In occupied Palestine, one bloody crime against the Palestinian people follows another. As reported in previous articles, the Israeli colonial state is currently intensifying and increasing immensely the violence against the national liberation movement and the Palestinian people. Recently, there have been ruthless attacks by settlers in four cities.

After 11 Palestinians were murdered by reactionary forces in a military operation in Nablus in the West Bank on February 22 and more than a hundred Palestinians were injured in the ensuing fighting, Israeli military forces shot 22-year-old Palestinian Mohammed Jawabreh in the head a day later in an extralegal execution during a raid Such extralegal murders could soon be committed quite legally or at least in retrospect could be legally justified even more than now. On Sunday, February 26, the Israeli parliament passed in its first session a law on the reintroduction of the death penalty for alleged "terrorists". According to the law, in the future all those who attack "the State of Israel and the rebirth of the Jewish people in its homeland" can be sentenced to death by courts and legally murdered. This law will not only apply to Israeli state territory, but also explicitly to the occupied territories of the West Bank. Soon it will be legal for the Israeli state to execute members of the national liberation movement for acts of resistance against the Zionist occupation of their homeland.

bild nach dem pogrom

In response to the repression and violence against the Palestinian movement, on the same day, Palestinian fighters attributed to the resistance organization "Lion's Den" carried out an attack on two Israeli settlers and military personnel in the Palestinian town of Huwara, ramming the car of the two settlers and then opening fire. As a result, hundreds of Jewish settlers gathered outside of Huwara Sunday night and marauded through the streets. In the pogrom, more than 19 cars and 30 houses were set on fire and stones and bottles were thrown at them. The settlers also invaded the houses and apartments of Palestinians and literally beat them out of their own homes. In addition, there are reports of Palestinians being stabbed with knives and attacked with metal rods. Hundreds of Palestinians were injured in these attacks by settlers and the Zionist army. Sameh Aqtash, a 37-year-old man who had recently returned from rescue work for earthquake victims in Turkey was killed in the attacks. According to the brother of the murdered man, the two were first attacked by settlers in front of a metal processing workshop who later return again with reinforcements from the Zionist occupation army, who shot Sameh in the stomach, after which he bled to death.

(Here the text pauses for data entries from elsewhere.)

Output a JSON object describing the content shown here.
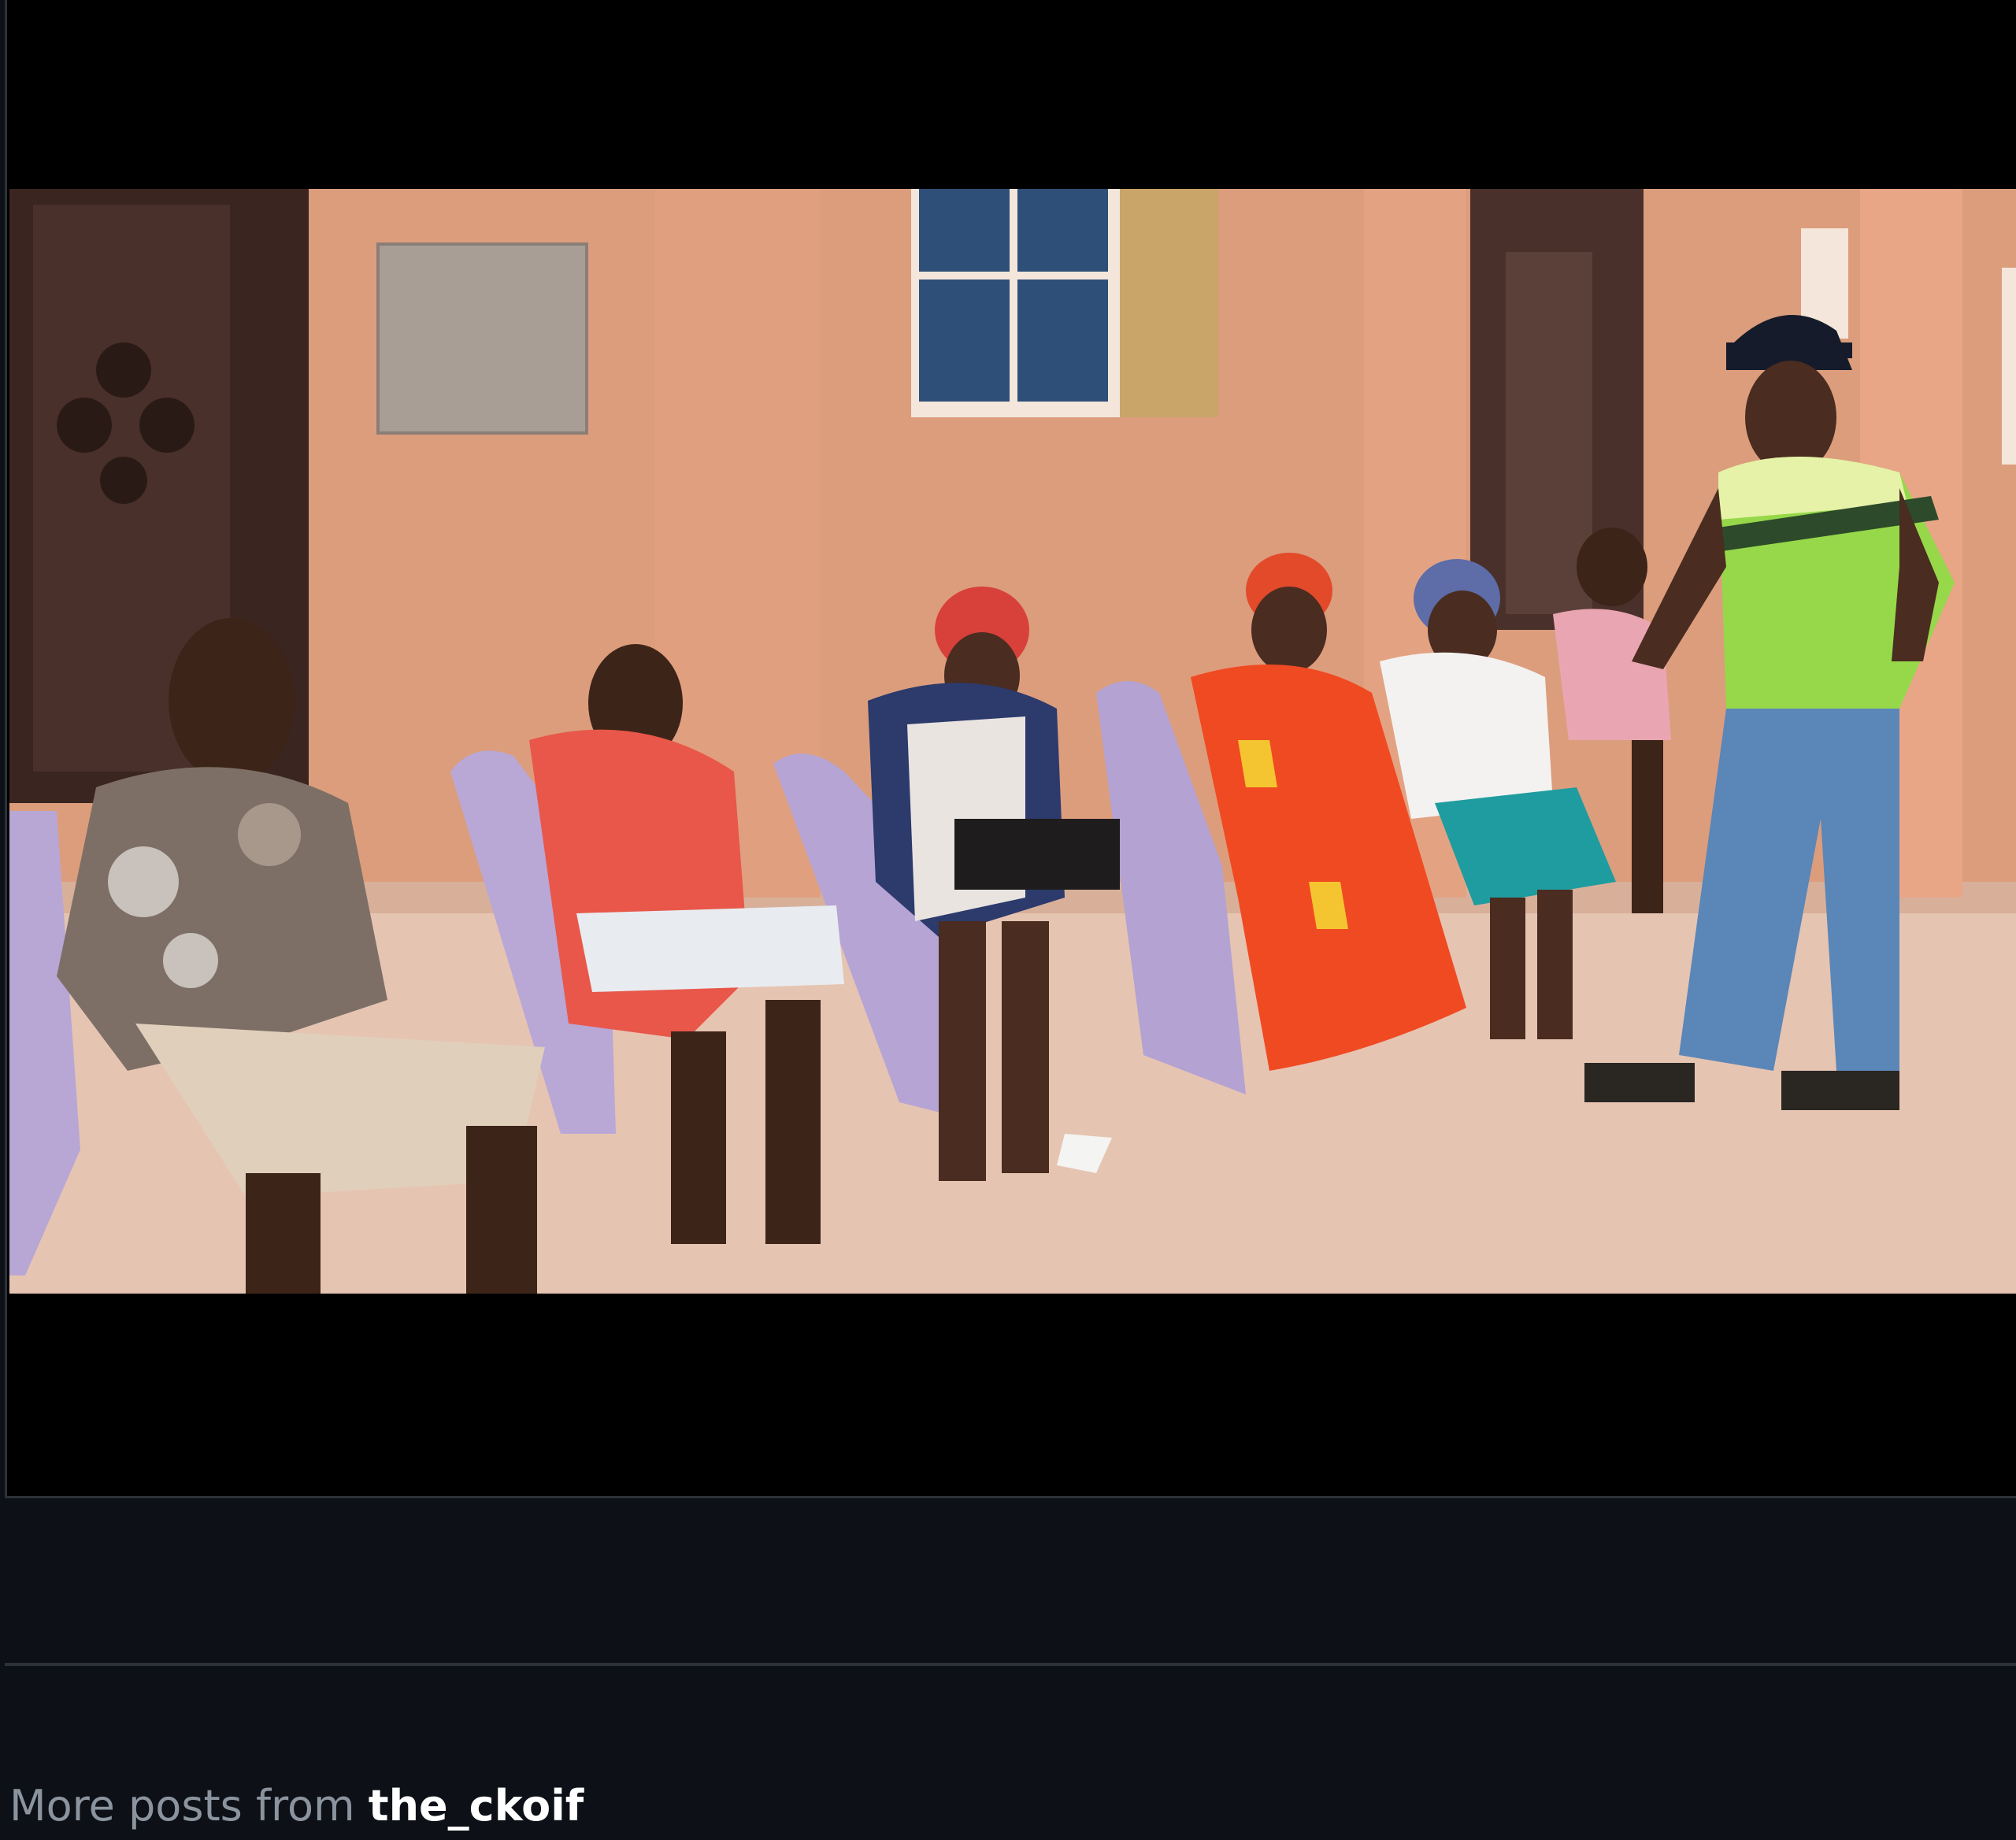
{
  "video": {
    "mute_icon": "speaker-muted-icon",
    "muted": true
  },
  "footer": {
    "more_posts_prefix": "More posts from ",
    "username": "the_ckoif"
  }
}
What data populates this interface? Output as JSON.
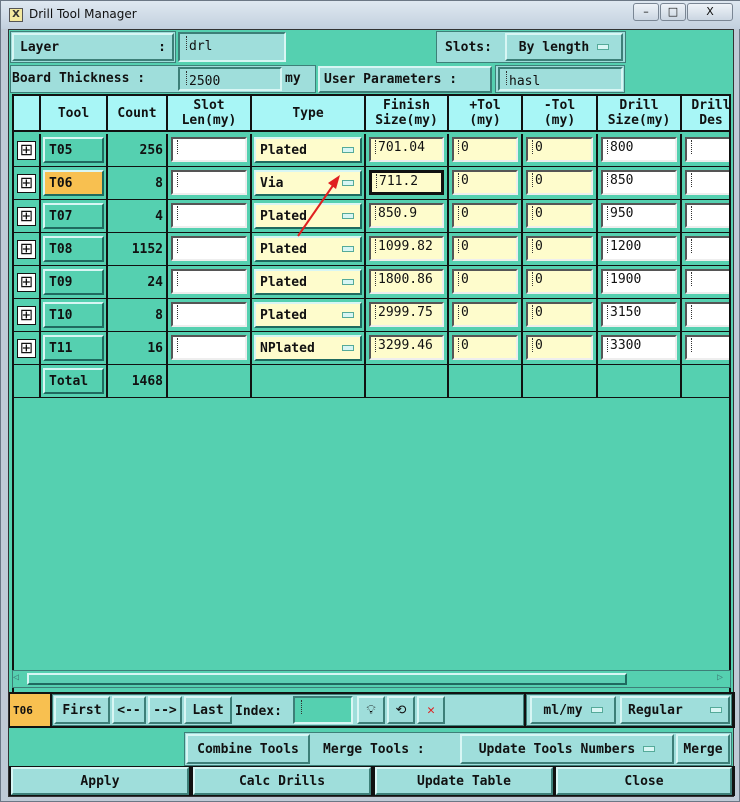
{
  "window": {
    "title": "Drill Tool Manager",
    "minimize": "▭",
    "maximize": "▫",
    "close": "X"
  },
  "top": {
    "layer_label": "Layer",
    "layer_colon": ":",
    "layer_value": "drl",
    "slots_label": "Slots:",
    "slots_value": "By length",
    "board_thickness_label": "Board Thickness :",
    "board_thickness_value": "2500",
    "board_thickness_unit": "my",
    "user_params_label": "User Parameters :",
    "user_params_value": "hasl"
  },
  "table": {
    "headers": [
      "",
      "Tool",
      "Count",
      "Slot\nLen(my)",
      "Type",
      "Finish\nSize(my)",
      "+Tol\n(my)",
      "-Tol\n(my)",
      "Drill\nSize(my)",
      "Drill\nDes"
    ],
    "rows": [
      {
        "tool": "T05",
        "count": "256",
        "slot": "",
        "type": "Plated",
        "finish": "701.04",
        "ptol": "0",
        "mtol": "0",
        "drill": "800",
        "des": ""
      },
      {
        "tool": "T06",
        "count": "8",
        "slot": "",
        "type": "Via",
        "finish": "711.2",
        "ptol": "0",
        "mtol": "0",
        "drill": "850",
        "des": "",
        "selected": true
      },
      {
        "tool": "T07",
        "count": "4",
        "slot": "",
        "type": "Plated",
        "finish": "850.9",
        "ptol": "0",
        "mtol": "0",
        "drill": "950",
        "des": ""
      },
      {
        "tool": "T08",
        "count": "1152",
        "slot": "",
        "type": "Plated",
        "finish": "1099.82",
        "ptol": "0",
        "mtol": "0",
        "drill": "1200",
        "des": ""
      },
      {
        "tool": "T09",
        "count": "24",
        "slot": "",
        "type": "Plated",
        "finish": "1800.86",
        "ptol": "0",
        "mtol": "0",
        "drill": "1900",
        "des": ""
      },
      {
        "tool": "T10",
        "count": "8",
        "slot": "",
        "type": "Plated",
        "finish": "2999.75",
        "ptol": "0",
        "mtol": "0",
        "drill": "3150",
        "des": ""
      },
      {
        "tool": "T11",
        "count": "16",
        "slot": "",
        "type": "NPlated",
        "finish": "3299.46",
        "ptol": "0",
        "mtol": "0",
        "drill": "3300",
        "des": ""
      }
    ],
    "total_label": "Total",
    "total_count": "1468"
  },
  "nav": {
    "current_tool": "T06",
    "first": "First",
    "prev": "<--",
    "next": "-->",
    "last": "Last",
    "index_label": "Index:",
    "index_value": "",
    "units": "ml/my",
    "mode": "Regular"
  },
  "merge": {
    "combine": "Combine Tools",
    "merge_label": "Merge Tools :",
    "merge_option": "Update Tools Numbers",
    "merge_button": "Merge"
  },
  "actions": {
    "apply": "Apply",
    "calc": "Calc Drills",
    "update": "Update Table",
    "close": "Close"
  },
  "colors": {
    "background": "#55d0b0",
    "selected_tool": "#f8c050",
    "input_yellow": "#fefccc",
    "arrow": "#e02020"
  }
}
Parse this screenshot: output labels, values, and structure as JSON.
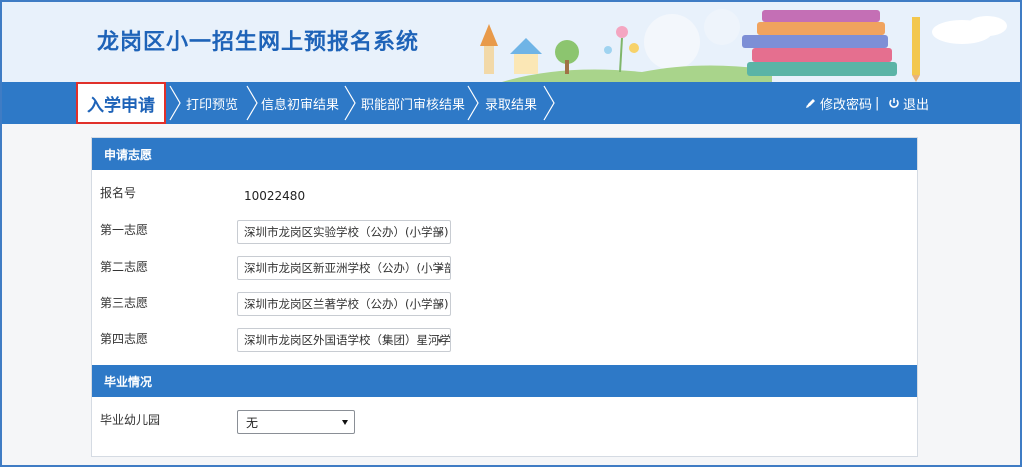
{
  "header": {
    "title": "龙岗区小一招生网上预报名系统"
  },
  "nav": {
    "items": [
      "入学申请",
      "打印预览",
      "信息初审结果",
      "职能部门审核结果",
      "录取结果"
    ],
    "change_password": "修改密码",
    "separator": "|",
    "logout": "退出"
  },
  "sections": {
    "choices_title": "申请志愿",
    "graduation_title": "毕业情况"
  },
  "form": {
    "reg_no_label": "报名号",
    "reg_no_value": "10022480",
    "choice1_label": "第一志愿",
    "choice1_value": "深圳市龙岗区实验学校（公办）(小学部)",
    "choice2_label": "第二志愿",
    "choice2_value": "深圳市龙岗区新亚洲学校（公办）(小学部)",
    "choice3_label": "第三志愿",
    "choice3_value": "深圳市龙岗区兰著学校（公办）(小学部)",
    "choice4_label": "第四志愿",
    "choice4_value": "深圳市龙岗区外国语学校（集团）星河学...",
    "kindergarten_label": "毕业幼儿园",
    "kindergarten_value": "无"
  },
  "colors": {
    "primary": "#2e79c7",
    "title": "#1e63b8",
    "active_border": "#e0302a"
  }
}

The following Monday, there was a revenge action by forces of the Palestinian resistance on the settlers' riots, in which an Israeli-American ex-soldier was shot dead on the highway by Palestinian militants.

bild während des pogroms

In the aftermath of these events, the Israeli finance minister in charge of settlement construction, praised the settler pogroms and literally called for the "wipe-out" of the Palestinian village of Huwara, his only criticism being that this should be done by the state, not by the settlers. Another Israeli government deputy called for Huwara to be "sealed off and burned down." Meanwhile, the number of Palestinians killed this year by the Zionist state rises to 65.

The settlers' pogrom and the fascist extermination fantasies of Israeli government politicians are part of the current policy of the extreme reactionary, Zionist government coalition. In addition to the law on the death penalty for "terrorists" last Sunday, the so-called "Deportation Law" was passed at the end of January, which states that people with Israeli citizenship and residence in Israeli territory can be expelled and deported if they commit crimes that "violate the trust in the State of Israel". With this law, de facto, all people who protest against the Zionist state and its policies can be deported in the future. Even beyond the context of the national liberation struggle of the Palestinian people, the Israeli government has met with much criticism in recent days. This week, tens of thousands of people took to the streets to protest the planned judicial reform. The bill would allow the Israeli parliament to explicitly pass laws that violate the Israeli constitution, and would strip the attorney general and the supreme court of the power to suspend the prime minister. Protesters were attacked by police in Tel-Aviv and other cities with stun grenades and tear gas.